Distributions are used to disambiguate build or deployment variants of the same release of an application. For example, the dist can be the build number of an XCode build or the version code of an Android build.
{
"release": "721e41770371db95eee98ca2707686226b993eda",
"dist": "14G60"
}
tags
- Optional. A map or list of tags for this event. Each tag must be less than 200 characters.
{
"tags": {
"ios_version": "4.0",
"context": "production"
}
}
environment
- The environment name, such as
production
orstaging
. The default value should beproduction
.
{
"environment": "production"
}
modules
- A list of relevant modules and their versions.
{
"modules": {
"my.module.name": "1.0"
}
}
extra
- An arbitrary mapping of additional metadata to store with the event.
{
"extra": {
"my_key": 1,
"some_other_value": "foo bar"
}
}
fingerprint
- A list of strings used to dictate the deduplication of this event.
{
"fingerprint": ["myrpc", "POST", "/foo.bar"]
}
For information about overriding grouping see Customize Grouping with Fingerprints.
errors
- A list of errors in capturing or handling this event. This provides meta data about event capturing and processing itself, not about the error or transaction that the event represents.
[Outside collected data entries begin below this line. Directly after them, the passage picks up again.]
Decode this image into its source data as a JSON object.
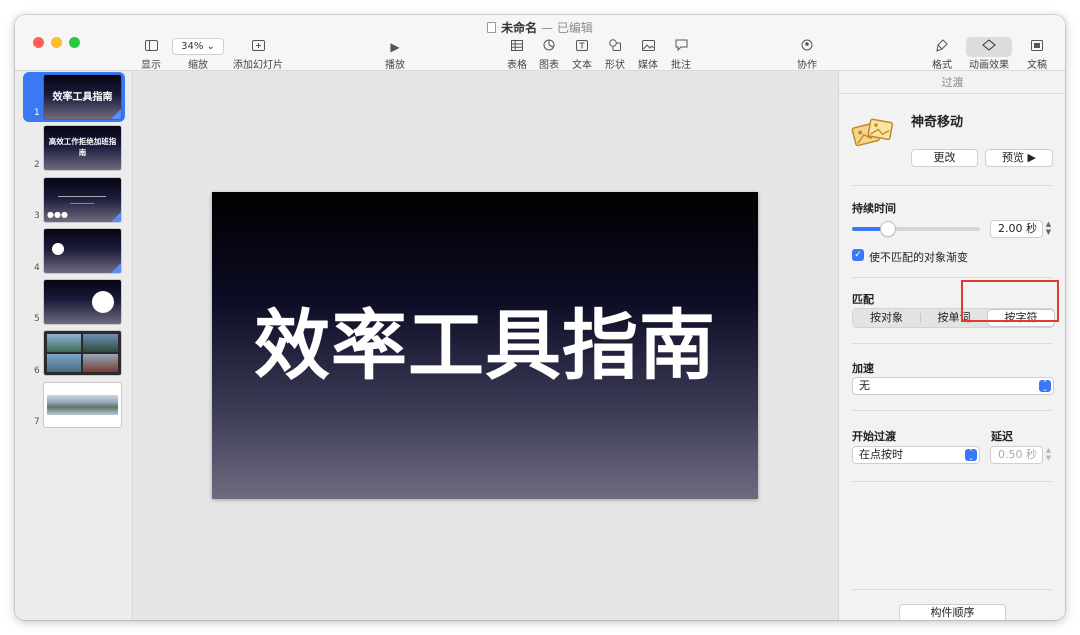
{
  "window": {
    "title": "未命名",
    "separator": "—",
    "status": "已编辑",
    "traffic_colors": [
      "#ff5f57",
      "#febc2e",
      "#28c840"
    ]
  },
  "toolbar": {
    "view_label": "显示",
    "zoom_value": "34%",
    "zoom_label": "缩放",
    "add_slide_label": "添加幻灯片",
    "play_label": "播放",
    "table_label": "表格",
    "chart_label": "图表",
    "text_label": "文本",
    "shape_label": "形状",
    "media_label": "媒体",
    "comment_label": "批注",
    "collaborate_label": "协作",
    "format_label": "格式",
    "animate_label": "动画效果",
    "document_label": "文稿"
  },
  "slides": [
    {
      "num": "1",
      "title": "效率工具指南"
    },
    {
      "num": "2",
      "title": "高效工作拒绝加班指南"
    },
    {
      "num": "3"
    },
    {
      "num": "4"
    },
    {
      "num": "5"
    },
    {
      "num": "6"
    },
    {
      "num": "7"
    }
  ],
  "canvas": {
    "slide_title": "效率工具指南"
  },
  "inspector": {
    "tab_label": "过渡",
    "effect_name": "神奇移动",
    "change_button": "更改",
    "preview_button": "预览 ▶",
    "duration_label": "持续时间",
    "duration_value": "2.00 秒",
    "duration_fraction": 0.28,
    "fade_checkbox_label": "使不匹配的对象渐变",
    "fade_checked": true,
    "match_label": "匹配",
    "match_options": [
      "按对象",
      "按单词",
      "按字符"
    ],
    "match_selected": "按字符",
    "accel_label": "加速",
    "accel_value": "无",
    "start_label": "开始过渡",
    "start_value": "在点按时",
    "delay_label": "延迟",
    "delay_value": "0.50 秒",
    "build_order_button": "构件顺序",
    "accent_color": "#3a78f6",
    "highlight_color": "#e23b2e"
  }
}
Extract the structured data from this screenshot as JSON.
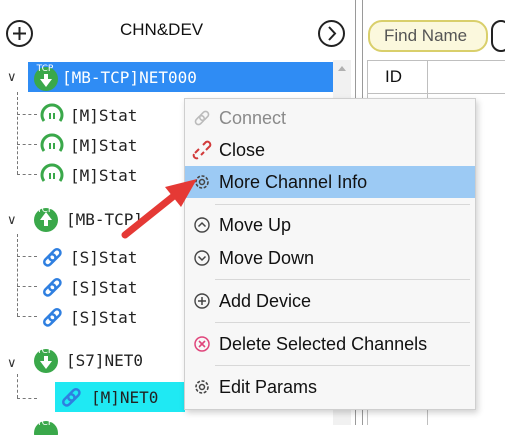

This list is primarily populated by Sentry when receiving and processing the event. SDKs are only encouraged to add entries here if there are severe conditions that Sentry cannot detect by inspecting the remaining payload.
Errors must contain a required type
field, which can be one of the types
declared in the Sentry EventError model. If there is no applicable type
variant, consider opening an issue to suggest the addition.
Apart from types, any attribute is valid. There are conventions for the semantics of common error attributes, if they are included:
name
: A string declaring the path to the payload field that causes or exhibits the error. For examplemodules[0].name
.value
: The original value of a field that causes or exhibits the error.
{
"errors": [
{
"type": "unknown_error",
"path": "/var/logs/errors.log.1",
"details": "Failed to read attachment"
}
]
}
Core Interfaces
All values in the event payload that are not basic attributes are data interfaces. The key is the canonical interface short name, and the value is the data expected by the interface (usually a dictionary).
For the most part, interfaces are an evolving part of Sentry. Like with attributes, SDKs are expected to assume that more interfaces will be added at any point in the future.